Algunas medidas de cuidados personales cotidianos para reducir los efectos del acné:

  • Limpiar la piel con alguna leche de limpieza o jabón que no se reseque demasiado la piel unas dos veces al día y retirar el maquillaje, sobre todo antes de ir a la cama
  • No tocar, apretar ni pellizcar los granitos, espinillas, barritos, etc., ya que puede derivar en una infección o dejar una cicatriz
  • Evitar las cremas y productos cosméticos grasos, optar por los que tienen base acuosa y no tapan los poros
  • En el mercado existen productos para tratar el acné de venta libre que pueden ser muy efectivos. Generalmente contienen azufre, peróxido de benzoilo, ácido salicílico y actúan eliminando las bacterias y descamando la capa superficial de la piel.

Si con los productos de venta libre no mejora el aspecto de la piel, puede ser preciso acudir al dermatólogo, médico que se especializa en las afecciones de la piel y va a tratar el problema con medidas (consulta con cosmetólogo para limpiezas de cutis) y medicación más efectiva.

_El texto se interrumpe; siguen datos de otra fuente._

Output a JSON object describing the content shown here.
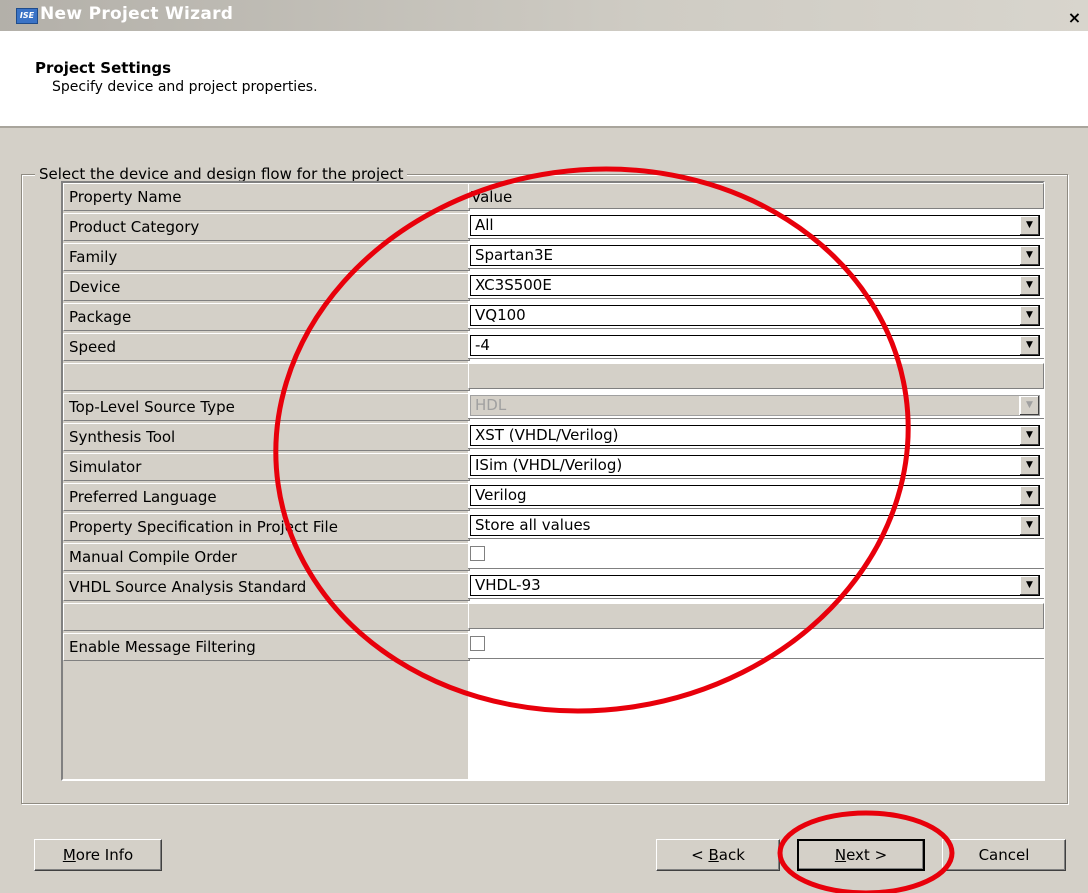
{
  "window": {
    "title": "New Project Wizard",
    "icon_text": "ISE",
    "close_label": "×"
  },
  "header": {
    "title": "Project Settings",
    "subtitle": "Specify device and project properties."
  },
  "group": {
    "legend": "Select the device and design flow for the project"
  },
  "grid": {
    "col_name": "Property Name",
    "col_value": "Value",
    "rows": [
      {
        "name": "Product Category",
        "type": "combo",
        "value": "All"
      },
      {
        "name": "Family",
        "type": "combo",
        "value": "Spartan3E"
      },
      {
        "name": "Device",
        "type": "combo",
        "value": "XC3S500E"
      },
      {
        "name": "Package",
        "type": "combo",
        "value": "VQ100"
      },
      {
        "name": "Speed",
        "type": "combo",
        "value": "-4"
      },
      {
        "name": "",
        "type": "blank",
        "value": ""
      },
      {
        "name": "Top-Level Source Type",
        "type": "combo-disabled",
        "value": "HDL"
      },
      {
        "name": "Synthesis Tool",
        "type": "combo",
        "value": "XST (VHDL/Verilog)"
      },
      {
        "name": "Simulator",
        "type": "combo",
        "value": "ISim (VHDL/Verilog)"
      },
      {
        "name": "Preferred Language",
        "type": "combo",
        "value": "Verilog"
      },
      {
        "name": "Property Specification in Project File",
        "type": "combo",
        "value": "Store all values"
      },
      {
        "name": "Manual Compile Order",
        "type": "checkbox",
        "checked": false
      },
      {
        "name": "VHDL Source Analysis Standard",
        "type": "combo",
        "value": "VHDL-93"
      },
      {
        "name": "",
        "type": "blank",
        "value": ""
      },
      {
        "name": "Enable Message Filtering",
        "type": "checkbox",
        "checked": false
      }
    ]
  },
  "buttons": {
    "more_info": {
      "label": "More Info",
      "mnemonic": "M"
    },
    "back": {
      "label": "< Back",
      "mnemonic": "B"
    },
    "next": {
      "label": "Next >",
      "mnemonic": "N"
    },
    "cancel": {
      "label": "Cancel"
    }
  },
  "annotations": {
    "color": "#e8000b"
  }
}
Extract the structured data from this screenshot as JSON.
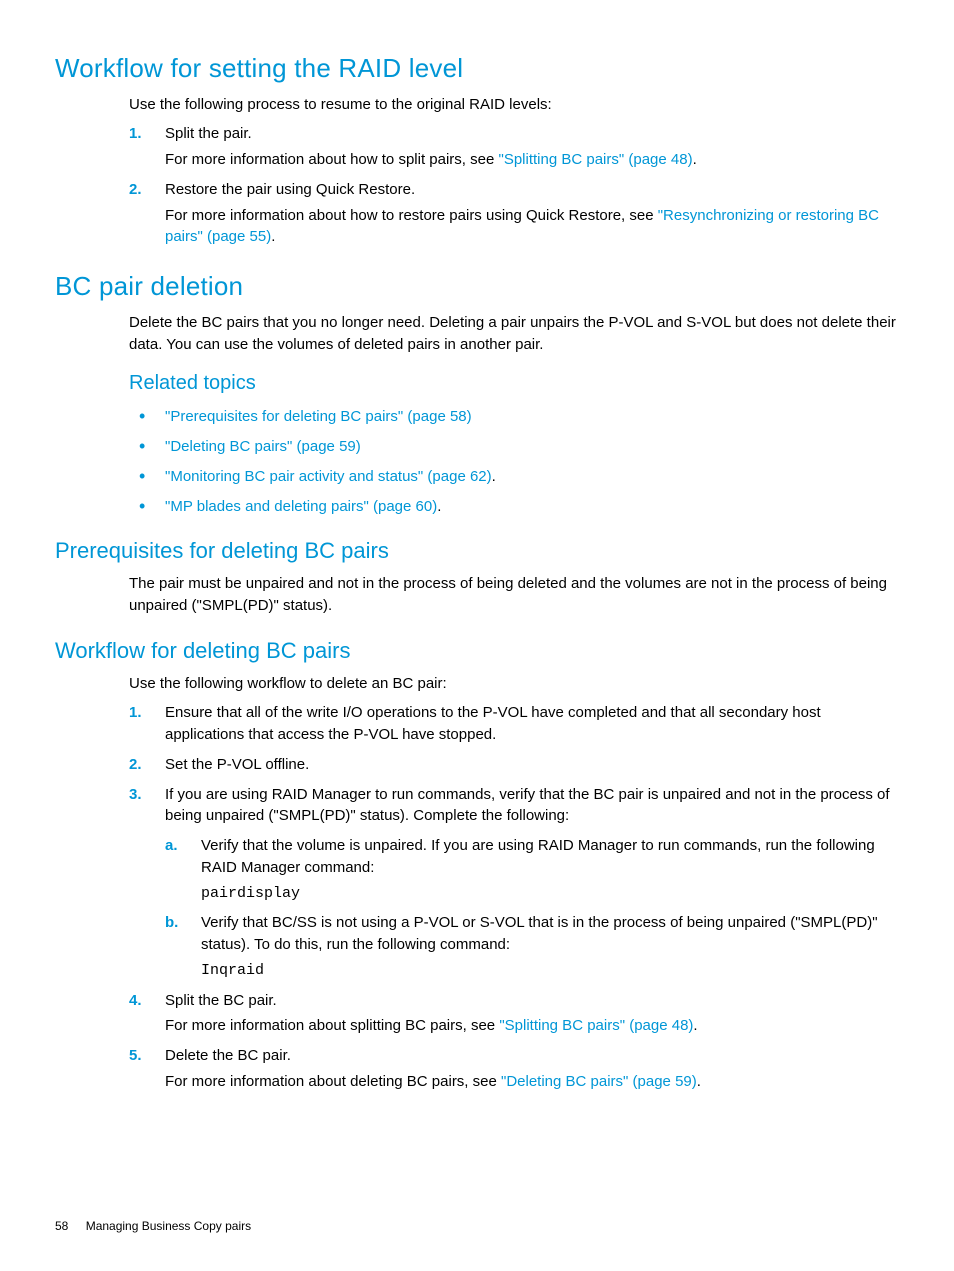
{
  "section1": {
    "title": "Workflow for setting the RAID level",
    "intro": "Use the following process to resume to the original RAID levels:",
    "steps": [
      {
        "text": "Split the pair.",
        "more_pre": "For more information about how to split pairs, see ",
        "link": "\"Splitting BC pairs\" (page 48)",
        "more_post": "."
      },
      {
        "text": "Restore the pair using Quick Restore.",
        "more_pre": "For more information about how to restore pairs using Quick Restore, see ",
        "link": "\"Resynchronizing or restoring BC pairs\" (page 55)",
        "more_post": "."
      }
    ]
  },
  "section2": {
    "title": "BC pair deletion",
    "intro": "Delete the BC pairs that you no longer need. Deleting a pair unpairs the P-VOL and S-VOL but does not delete their data. You can use the volumes of deleted pairs in another pair.",
    "related_heading": "Related topics",
    "related": [
      {
        "link": "\"Prerequisites for deleting BC pairs\" (page 58)",
        "post": ""
      },
      {
        "link": "\"Deleting BC pairs\" (page 59)",
        "post": ""
      },
      {
        "link": "\"Monitoring BC pair activity and status\" (page 62)",
        "post": "."
      },
      {
        "link": "\"MP blades and deleting pairs\" (page 60)",
        "post": "."
      }
    ]
  },
  "section3": {
    "title": "Prerequisites for deleting BC pairs",
    "text": "The pair must be unpaired and not in the process of being deleted and the volumes are not in the process of being unpaired (\"SMPL(PD)\" status)."
  },
  "section4": {
    "title": "Workflow for deleting BC pairs",
    "intro": "Use the following workflow to delete an BC pair:",
    "steps": {
      "s1": "Ensure that all of the write I/O operations to the P-VOL have completed and that all secondary host applications that access the P-VOL have stopped.",
      "s2": "Set the P-VOL offline.",
      "s3": {
        "text": "If you are using RAID Manager to run commands, verify that the BC pair is unpaired and not in the process of being unpaired (\"SMPL(PD)\" status). Complete the following:",
        "a": {
          "text": "Verify that the volume is unpaired. If you are using RAID Manager to run commands, run the following RAID Manager command:",
          "code": "pairdisplay"
        },
        "b": {
          "text": "Verify that BC/SS is not using a P-VOL or S-VOL that is in the process of being unpaired (\"SMPL(PD)\" status). To do this, run the following command:",
          "code": "Inqraid"
        }
      },
      "s4": {
        "text": "Split the BC pair.",
        "more_pre": "For more information about splitting BC pairs, see ",
        "link": "\"Splitting BC pairs\" (page 48)",
        "more_post": "."
      },
      "s5": {
        "text": "Delete the BC pair.",
        "more_pre": "For more information about deleting BC pairs, see ",
        "link": "\"Deleting BC pairs\" (page 59)",
        "more_post": "."
      }
    }
  },
  "footer": {
    "page": "58",
    "title": "Managing Business Copy pairs"
  }
}
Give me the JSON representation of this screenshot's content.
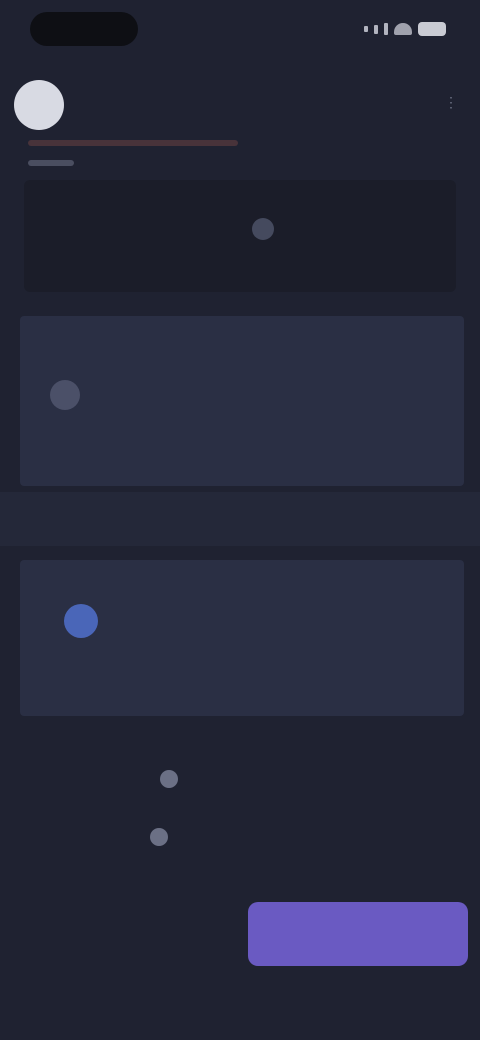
{
  "header": {
    "title": "",
    "menu": "⋮"
  },
  "upload": {
    "hint": ""
  },
  "card1": {
    "title": "",
    "sub": ""
  },
  "section": {
    "label": ""
  },
  "card2": {
    "small": "",
    "sub": ""
  },
  "options": [
    {
      "label": ""
    },
    {
      "label": ""
    }
  ],
  "footer": {
    "secondary": "",
    "primary": ""
  }
}
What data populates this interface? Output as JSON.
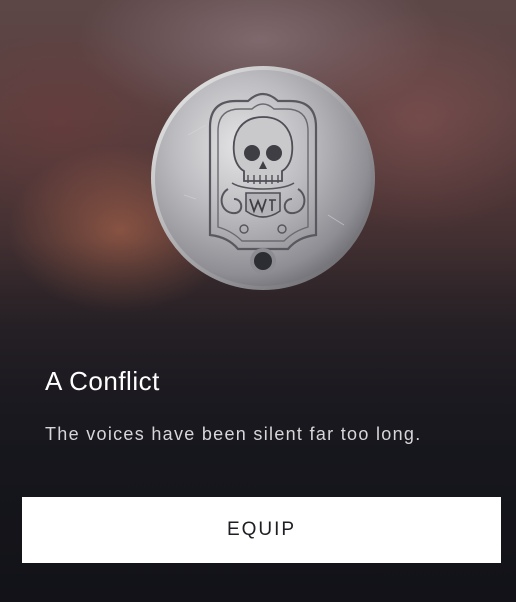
{
  "item": {
    "image_icon": "silver-skull-dog-tag-icon",
    "title": "A Conflict",
    "description": "The voices have been silent far too long."
  },
  "actions": {
    "equip_label": "EQUIP"
  },
  "colors": {
    "button_background": "#ffffff",
    "button_text": "#1e1e24",
    "title_text": "#ffffff",
    "description_text": "#d8d6d8",
    "background_top": "#5c4646",
    "background_bottom": "#1b1c22"
  }
}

Entre los medicamentos que se venden con receta utilizados por los dermatólogos para tratar el acné están:

  • Antibióticos de uso oral (doxiciclina minociclina, amoxicilina, tetraciclina)
  • Antibióticos de uso tópico (eritromicina, clindamicina)
  • Fórmulas a base de azufre, ácido salicílico, resorcinol y peróxido del benzoilo
  • Cremas o geles con ácido retinoico
  • Terapia fotodinámica (procedimiento láser)
  • Anticonceptivos orales que ayudan a las mujeres a controlar el acné en base a las hormonas contenidos en ello

Complicaciones

  • Manchas, marcas, cicatrices permanentes
  • Quistes
  • Problemas de autoestima y trastornos de la vida social a causa de la mala apariencia
  • Efectos secundarios de los medicamentos

Pronóstico

Generalmente el acné disminuye y desaparece después de pasada la adolescencia, aunque puede volver a aparecer. Habitualmente el tratamiento tiene buenos resultados pasadas las 6 u 8 semanas de iniciado el mismo. Si no se trata en los casos de acné muy severo, puede dejar secuelas: importantes cicatrices de por vida.